The market is attractive to Interline Brands for a few reasons: Jan-san is a consumable and stable business; it complements the end-markets the distributor already serves; and it offers the opportunity to cross-sell Interline’s full suite of products to more customers.
“There are a lot of folks focusing on product expansion, this concept of endless aisle, different supply chain linkages so they can offer more through online portals,” Sweder says. “It’s also a very, very large industry. So the space is large enough to have multiple large players here and to have those folks thrive and survive.”
But distributor desire to expand and grow isn’t the only driver of this trend. Customers are also looking for ways to streamline and cut costs from their operations. Reducing the number of distributors they need to do business with is one way they can achieve this, says Mike Gassmann, chief growth officer at Van Meter Inc., Cedar Rapids, IA.

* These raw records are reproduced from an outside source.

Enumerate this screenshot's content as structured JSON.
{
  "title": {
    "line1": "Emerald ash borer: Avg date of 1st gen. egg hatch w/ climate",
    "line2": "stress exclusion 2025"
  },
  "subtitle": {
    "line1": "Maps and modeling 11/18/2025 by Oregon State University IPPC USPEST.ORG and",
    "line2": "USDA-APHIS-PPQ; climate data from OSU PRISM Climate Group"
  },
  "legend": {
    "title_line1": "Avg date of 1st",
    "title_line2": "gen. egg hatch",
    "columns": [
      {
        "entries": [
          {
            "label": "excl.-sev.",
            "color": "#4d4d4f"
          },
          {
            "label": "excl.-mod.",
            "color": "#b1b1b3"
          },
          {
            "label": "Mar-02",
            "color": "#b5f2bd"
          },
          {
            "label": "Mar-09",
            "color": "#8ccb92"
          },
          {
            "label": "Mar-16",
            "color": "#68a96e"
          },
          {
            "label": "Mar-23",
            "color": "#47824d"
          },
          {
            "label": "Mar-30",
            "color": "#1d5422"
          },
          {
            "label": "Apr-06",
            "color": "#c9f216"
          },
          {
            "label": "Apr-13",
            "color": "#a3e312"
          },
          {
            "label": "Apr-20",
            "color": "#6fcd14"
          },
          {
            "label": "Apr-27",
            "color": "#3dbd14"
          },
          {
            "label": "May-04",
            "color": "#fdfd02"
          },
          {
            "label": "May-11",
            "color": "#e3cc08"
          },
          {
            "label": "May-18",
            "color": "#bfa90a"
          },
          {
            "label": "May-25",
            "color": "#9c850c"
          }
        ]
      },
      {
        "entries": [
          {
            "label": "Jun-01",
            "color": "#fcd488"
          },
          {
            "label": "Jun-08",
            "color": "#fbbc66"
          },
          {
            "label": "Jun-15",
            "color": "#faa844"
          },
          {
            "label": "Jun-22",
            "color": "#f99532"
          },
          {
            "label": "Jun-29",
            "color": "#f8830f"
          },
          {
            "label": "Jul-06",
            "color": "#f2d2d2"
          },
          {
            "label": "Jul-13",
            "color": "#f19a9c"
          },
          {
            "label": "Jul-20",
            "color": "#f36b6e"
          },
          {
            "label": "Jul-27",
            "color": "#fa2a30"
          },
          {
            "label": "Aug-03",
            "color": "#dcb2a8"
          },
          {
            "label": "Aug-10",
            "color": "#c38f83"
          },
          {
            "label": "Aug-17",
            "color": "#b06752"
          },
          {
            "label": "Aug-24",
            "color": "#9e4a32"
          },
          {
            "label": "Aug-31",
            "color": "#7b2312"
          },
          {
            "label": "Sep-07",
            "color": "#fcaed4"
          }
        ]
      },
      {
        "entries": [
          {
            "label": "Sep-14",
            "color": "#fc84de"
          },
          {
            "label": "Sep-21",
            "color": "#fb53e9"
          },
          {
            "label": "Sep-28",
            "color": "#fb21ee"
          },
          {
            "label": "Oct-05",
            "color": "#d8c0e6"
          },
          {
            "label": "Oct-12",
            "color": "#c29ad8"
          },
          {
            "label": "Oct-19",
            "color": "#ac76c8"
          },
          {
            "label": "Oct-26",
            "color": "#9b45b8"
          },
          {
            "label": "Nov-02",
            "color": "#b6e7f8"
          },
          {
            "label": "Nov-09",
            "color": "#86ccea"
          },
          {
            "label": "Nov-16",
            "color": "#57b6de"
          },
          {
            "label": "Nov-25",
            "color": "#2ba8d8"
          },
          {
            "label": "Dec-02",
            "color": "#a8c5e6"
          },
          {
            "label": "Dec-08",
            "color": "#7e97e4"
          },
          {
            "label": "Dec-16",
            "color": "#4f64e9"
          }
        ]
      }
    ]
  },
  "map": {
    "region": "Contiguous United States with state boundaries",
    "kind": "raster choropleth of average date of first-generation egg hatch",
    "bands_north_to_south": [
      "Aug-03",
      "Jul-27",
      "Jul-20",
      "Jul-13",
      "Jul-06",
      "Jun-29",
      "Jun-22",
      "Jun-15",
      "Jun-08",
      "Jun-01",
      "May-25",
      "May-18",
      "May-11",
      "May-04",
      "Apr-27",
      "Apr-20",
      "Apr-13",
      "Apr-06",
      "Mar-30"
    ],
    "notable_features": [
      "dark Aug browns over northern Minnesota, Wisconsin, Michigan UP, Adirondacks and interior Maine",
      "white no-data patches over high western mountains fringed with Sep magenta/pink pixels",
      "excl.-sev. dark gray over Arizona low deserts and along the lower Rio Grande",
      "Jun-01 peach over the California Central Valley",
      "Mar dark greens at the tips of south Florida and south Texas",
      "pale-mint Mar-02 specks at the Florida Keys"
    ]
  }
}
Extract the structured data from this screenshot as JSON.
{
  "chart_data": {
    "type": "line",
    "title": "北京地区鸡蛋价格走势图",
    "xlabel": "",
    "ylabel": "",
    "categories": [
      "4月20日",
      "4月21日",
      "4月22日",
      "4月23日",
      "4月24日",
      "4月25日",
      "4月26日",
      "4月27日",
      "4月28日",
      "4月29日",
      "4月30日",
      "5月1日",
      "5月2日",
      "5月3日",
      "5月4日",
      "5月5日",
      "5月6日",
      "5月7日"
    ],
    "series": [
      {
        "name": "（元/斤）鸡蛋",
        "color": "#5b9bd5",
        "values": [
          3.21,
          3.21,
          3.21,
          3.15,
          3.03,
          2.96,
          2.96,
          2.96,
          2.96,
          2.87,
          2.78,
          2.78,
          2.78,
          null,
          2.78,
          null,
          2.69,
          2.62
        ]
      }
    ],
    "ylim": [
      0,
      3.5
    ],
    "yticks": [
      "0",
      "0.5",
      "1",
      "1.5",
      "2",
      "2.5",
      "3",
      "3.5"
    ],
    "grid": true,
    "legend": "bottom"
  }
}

“Customers understand that it costs them money to have multiple suppliers in different areas,” Gassmann says. “If, for example, a company can buy their mechanical products and their electrical products from one distributor, … it will be more cost effective for them.”
The distributor, in turn, becomes more important to the customer, Gassmann says, making it harder to sever that tie. “It’s a win-win situation,” he says.
With more companies considering new ways to go to market – from manufacturers exploring direct sales to more e-commerce options – the competition to become more important to customers will only grow.
“What we’re seeing from our customers, particularly the smaller ones, is that there are cases where they’re feeling the pressure of the squeeze in their geographic region from someone else’s e-commerce channel,” says Jonathan Bein, senior partner with Real Results Marketing. That pressure is more pronounced for distributors that don’t have a strong online presence.
Expanding into new sectors is not without its challenges, however. Distributors expanding into new product lines may not have a real understanding of that channel, Gordon says. Or they may not have the expertise to really do more than supply the product – which is not what most customers are looking for in today’s market.
Manufacturers need to be convinced of the viability of these types of market moves, as well.
“You have to understand where you can be successful and what segments you can be successful with,” Gassmann says. “You have to have some credibility with the suppliers in order for the suppliers to take you seriously. If the segments are widely different, it’s more difficult to get into that space.”